Nialé kaba représente la Côte d’Ivoire à Freetown pour un sommet historique de la CEDEAO
Freetown accueille du 12 au 19 juillet 2026 une série de rencontres diplomatiques majeures de la Communauté économique des États de l’Afrique de l’Ouest (CEDEAO). La 96e session ordinaire du Conseil des ministres s’ouvre ce 17 juillet, précédée d’une semaine de discussions préparatoires. Nialé Kaba, Ministre d’État ivoirien en charge des Affaires étrangères et de la Coopération internationale, y défend avec Adama Dosso, Ministre délégué à l’Intégration africaine, les positions d’Abidjan au plus haut niveau politique.
Freetown au cœur de la diplomatie ouest-africaine
La capitale sierra-léonaise est le théâtre d’un rendez-vous diplomatique crucial avant le 69e sommet des chefs d’État, prévu le 19 juillet à Lungi. Timothy Musa Kabba, Ministre des Affaires étrangères sierra-léonais et Président en exercice du Conseil des ministres de la CEDEAO, a réaffirmé l’engagement de son pays en faveur de la paix, de la sécurité régionale et de la consolidation démocratique. Dès l’ouverture des travaux, Omar Alieu Touray, Président de la Commission de la CEDEAO, a appelé à une solidarité renforcée et à des actions collectives face aux défis sécuritaires et humanitaires qui traversent la sous-région.
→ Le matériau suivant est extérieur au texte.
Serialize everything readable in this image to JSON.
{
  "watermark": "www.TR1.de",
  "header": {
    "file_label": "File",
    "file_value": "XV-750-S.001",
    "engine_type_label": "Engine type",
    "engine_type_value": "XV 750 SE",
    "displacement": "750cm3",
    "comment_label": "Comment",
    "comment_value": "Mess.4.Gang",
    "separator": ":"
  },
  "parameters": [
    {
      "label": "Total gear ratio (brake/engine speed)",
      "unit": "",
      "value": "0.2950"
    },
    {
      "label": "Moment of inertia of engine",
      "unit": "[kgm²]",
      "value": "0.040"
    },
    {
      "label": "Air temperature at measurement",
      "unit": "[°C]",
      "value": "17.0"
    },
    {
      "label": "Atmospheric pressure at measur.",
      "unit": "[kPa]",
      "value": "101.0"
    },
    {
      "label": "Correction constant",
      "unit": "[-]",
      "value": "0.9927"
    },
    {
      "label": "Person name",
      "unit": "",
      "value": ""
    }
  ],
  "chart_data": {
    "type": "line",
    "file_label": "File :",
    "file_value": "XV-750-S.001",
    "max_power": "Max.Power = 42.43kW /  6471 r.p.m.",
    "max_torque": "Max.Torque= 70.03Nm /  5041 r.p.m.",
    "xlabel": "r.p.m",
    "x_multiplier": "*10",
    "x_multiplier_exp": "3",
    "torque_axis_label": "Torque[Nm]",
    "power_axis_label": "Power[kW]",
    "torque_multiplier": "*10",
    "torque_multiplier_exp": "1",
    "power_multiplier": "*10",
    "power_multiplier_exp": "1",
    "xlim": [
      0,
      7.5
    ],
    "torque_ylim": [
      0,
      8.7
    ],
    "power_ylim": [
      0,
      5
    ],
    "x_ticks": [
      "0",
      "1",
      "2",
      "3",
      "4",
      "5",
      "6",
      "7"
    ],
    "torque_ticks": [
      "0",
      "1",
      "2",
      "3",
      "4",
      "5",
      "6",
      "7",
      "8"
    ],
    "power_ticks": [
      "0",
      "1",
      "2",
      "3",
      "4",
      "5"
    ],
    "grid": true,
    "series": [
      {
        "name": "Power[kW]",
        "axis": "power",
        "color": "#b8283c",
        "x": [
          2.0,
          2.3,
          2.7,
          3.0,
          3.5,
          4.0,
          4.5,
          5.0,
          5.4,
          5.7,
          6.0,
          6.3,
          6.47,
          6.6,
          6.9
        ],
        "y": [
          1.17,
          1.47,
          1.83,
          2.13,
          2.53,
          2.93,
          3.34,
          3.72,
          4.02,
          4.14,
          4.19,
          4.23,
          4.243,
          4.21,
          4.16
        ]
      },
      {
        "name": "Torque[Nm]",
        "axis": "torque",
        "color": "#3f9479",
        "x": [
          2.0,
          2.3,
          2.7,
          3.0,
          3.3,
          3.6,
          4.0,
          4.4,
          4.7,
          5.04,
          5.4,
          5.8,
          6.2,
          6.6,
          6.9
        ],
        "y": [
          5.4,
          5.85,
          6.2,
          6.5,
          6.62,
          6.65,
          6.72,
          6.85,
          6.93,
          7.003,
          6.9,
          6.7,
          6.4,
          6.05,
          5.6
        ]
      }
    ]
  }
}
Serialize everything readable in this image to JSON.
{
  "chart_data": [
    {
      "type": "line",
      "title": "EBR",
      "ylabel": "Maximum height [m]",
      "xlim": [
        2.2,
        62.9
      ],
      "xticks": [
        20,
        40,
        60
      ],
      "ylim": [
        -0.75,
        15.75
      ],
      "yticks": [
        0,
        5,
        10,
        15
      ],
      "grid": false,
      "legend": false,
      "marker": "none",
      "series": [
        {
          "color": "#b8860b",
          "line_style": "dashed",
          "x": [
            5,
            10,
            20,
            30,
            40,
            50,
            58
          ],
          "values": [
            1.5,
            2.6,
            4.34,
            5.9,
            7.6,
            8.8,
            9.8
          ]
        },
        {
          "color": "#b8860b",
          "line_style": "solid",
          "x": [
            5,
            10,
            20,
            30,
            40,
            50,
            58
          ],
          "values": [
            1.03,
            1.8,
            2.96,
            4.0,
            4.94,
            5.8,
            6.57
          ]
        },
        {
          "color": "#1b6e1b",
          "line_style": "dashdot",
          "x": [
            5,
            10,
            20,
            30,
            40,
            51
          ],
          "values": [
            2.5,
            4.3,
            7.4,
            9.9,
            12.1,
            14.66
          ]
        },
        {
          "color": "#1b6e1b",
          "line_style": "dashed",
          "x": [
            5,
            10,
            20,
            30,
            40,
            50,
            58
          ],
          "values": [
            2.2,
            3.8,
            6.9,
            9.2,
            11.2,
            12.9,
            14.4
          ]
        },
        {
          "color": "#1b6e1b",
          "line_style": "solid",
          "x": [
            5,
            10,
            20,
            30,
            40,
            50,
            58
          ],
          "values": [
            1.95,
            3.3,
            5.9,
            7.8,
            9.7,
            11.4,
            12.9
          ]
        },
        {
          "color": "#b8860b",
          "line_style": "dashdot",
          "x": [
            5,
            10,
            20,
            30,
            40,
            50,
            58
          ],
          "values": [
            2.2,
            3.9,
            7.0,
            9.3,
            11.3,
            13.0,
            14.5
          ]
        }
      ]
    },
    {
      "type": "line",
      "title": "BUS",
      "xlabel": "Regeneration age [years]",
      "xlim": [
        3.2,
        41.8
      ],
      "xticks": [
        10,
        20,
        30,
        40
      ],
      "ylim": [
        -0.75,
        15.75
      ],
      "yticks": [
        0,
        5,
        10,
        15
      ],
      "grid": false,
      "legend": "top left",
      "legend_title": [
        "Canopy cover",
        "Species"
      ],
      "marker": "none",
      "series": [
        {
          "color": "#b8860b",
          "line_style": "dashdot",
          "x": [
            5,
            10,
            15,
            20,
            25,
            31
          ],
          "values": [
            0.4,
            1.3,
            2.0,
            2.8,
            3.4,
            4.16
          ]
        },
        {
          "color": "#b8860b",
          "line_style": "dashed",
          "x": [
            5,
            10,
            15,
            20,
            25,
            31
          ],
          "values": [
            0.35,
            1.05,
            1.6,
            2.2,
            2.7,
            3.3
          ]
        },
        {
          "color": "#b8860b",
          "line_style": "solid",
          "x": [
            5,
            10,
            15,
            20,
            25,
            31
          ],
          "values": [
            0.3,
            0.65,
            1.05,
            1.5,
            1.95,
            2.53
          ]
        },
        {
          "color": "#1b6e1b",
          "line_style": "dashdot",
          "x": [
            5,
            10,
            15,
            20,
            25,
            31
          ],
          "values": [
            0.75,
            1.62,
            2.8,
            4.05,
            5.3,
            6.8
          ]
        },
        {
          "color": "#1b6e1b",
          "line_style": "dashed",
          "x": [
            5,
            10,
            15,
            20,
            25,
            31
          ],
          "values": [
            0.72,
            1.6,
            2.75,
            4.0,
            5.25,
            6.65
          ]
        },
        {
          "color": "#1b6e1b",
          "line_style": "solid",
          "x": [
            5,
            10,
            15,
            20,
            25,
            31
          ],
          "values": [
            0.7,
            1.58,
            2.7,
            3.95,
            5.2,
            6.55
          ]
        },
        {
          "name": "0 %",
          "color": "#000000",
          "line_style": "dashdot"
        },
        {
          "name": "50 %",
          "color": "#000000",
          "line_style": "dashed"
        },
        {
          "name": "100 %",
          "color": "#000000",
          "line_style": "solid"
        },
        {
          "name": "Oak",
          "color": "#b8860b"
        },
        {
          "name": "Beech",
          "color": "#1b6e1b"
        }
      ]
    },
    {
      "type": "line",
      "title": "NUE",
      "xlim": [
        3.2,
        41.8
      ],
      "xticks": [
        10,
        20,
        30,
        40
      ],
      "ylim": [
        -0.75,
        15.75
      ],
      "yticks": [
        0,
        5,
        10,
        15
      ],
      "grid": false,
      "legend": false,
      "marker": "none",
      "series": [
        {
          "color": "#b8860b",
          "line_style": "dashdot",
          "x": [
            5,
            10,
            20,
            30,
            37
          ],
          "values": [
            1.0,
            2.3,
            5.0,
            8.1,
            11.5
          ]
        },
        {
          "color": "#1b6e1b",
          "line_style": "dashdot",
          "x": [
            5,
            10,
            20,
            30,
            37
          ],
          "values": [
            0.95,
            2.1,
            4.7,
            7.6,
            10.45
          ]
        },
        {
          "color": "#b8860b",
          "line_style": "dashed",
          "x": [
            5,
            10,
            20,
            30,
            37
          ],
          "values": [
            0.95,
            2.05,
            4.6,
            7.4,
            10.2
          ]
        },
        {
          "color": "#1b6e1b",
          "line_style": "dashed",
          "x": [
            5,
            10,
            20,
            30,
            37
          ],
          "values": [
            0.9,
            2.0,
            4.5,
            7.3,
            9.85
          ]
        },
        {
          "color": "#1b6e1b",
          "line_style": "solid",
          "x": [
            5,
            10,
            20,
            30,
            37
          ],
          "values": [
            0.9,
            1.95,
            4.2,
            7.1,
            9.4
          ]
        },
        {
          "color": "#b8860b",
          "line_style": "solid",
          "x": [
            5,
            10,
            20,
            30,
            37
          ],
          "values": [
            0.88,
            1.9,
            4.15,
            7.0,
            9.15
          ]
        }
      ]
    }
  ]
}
L’agenda ivoirien : intégration, culture et stabilité
La délégation ivoirienne arrive à Freetown avec un programme ambitieux. Quatre priorités guident sa démarche : la promotion de la paix, l’approfondissement de l’intégration économique ouest-africaine, la digitalisation des services régionaux et la restitution des biens culturels africains. Ce dernier point, porté de longue date par Abidjan, s’inscrit dans un mouvement plus large de retour des œuvres spoliées durant la colonisation. La Côte d’Ivoire défend cette cause tant au sein de la CEDEAO qu’à l’UNESCO.
Parallèlement, une réunion conjointe entre le Conseil des ministres et le Conseil de médiation et de sécurité a permis d’aborder le « Pacte pour l’avenir de l’intégration régionale en Afrique de l’Ouest ». Ce pacte ambitionne de rétablir la confiance entre les citoyens et les institutions, une nécessité après des années de crises politiques récurrentes dans la zone.
Sécurité et crise humanitaire : des défis urgents
Les débats s’articulent autour de dossiers sensibles : la situation politique et sécuritaire en Afrique de l’Ouest, l’opérationnalisation de la Force en attente de la CEDEAO, les crises humanitaires et la mise en place de systèmes d’alerte précoce. La Force en attente, conçue pour permettre un déploiement rapide des troupes en cas de crise, peine à devenir pleinement opérationnelle malgré l’urgence créée par les conflits armés au Sahel. La question des déplacements massifs de populations, conséquence directe des violences, figure également parmi les priorités des discussions.
La CEDEAO face à une refondation sans précédent
Depuis 2021, la CEDEAO traverse une période de mutations profondes. Le retrait officiel en 2024 du Mali, du Burkina Faso et du Niger pour former l’Alliance des États du Sahel (AES) a bouleversé l’architecture traditionnelle de l’intégration régionale, en place depuis 1975. Dans ce contexte de fragmentation, la Côte d’Ivoire s’impose comme un acteur clé de la stabilité. Première économie de l’UEMOA et quatrième d’Afrique subsaharienne, Abidjan joue un rôle central dans le commerce et les finances de la sous-région. Le pays abrite également l’une des diasporas les plus importantes d’Afrique de l’Ouest, renforçant son influence dans les dynamiques régionales.
La présence de Nialé Kaba à Freetown illustre cette volonté d’Abidjan de jouer un rôle de leadership au sein de l’organisation. La survie et la crédibilité de la CEDEAO constituent un enjeu majeur pour la stabilité et la sécurité en Afrique de l’Ouest, dans un contexte où les alliances se recomposent rapidement.
Vers une intégration régionale renforcée ?
Les conclusions adoptées lors de cette session ministérielle serviront de base aux discussions du sommet des chefs d’État à Lungi. Nialé Kaba et Adama Dosso repartent avec pour mission de façonner une intégration régionale qui réponde aux attentes des populations et des États membres. Pour la Côte d’Ivoire, il s’agit de défendre une vision où la stabilité, le développement économique et la justice culturelle restent au cœur des priorités.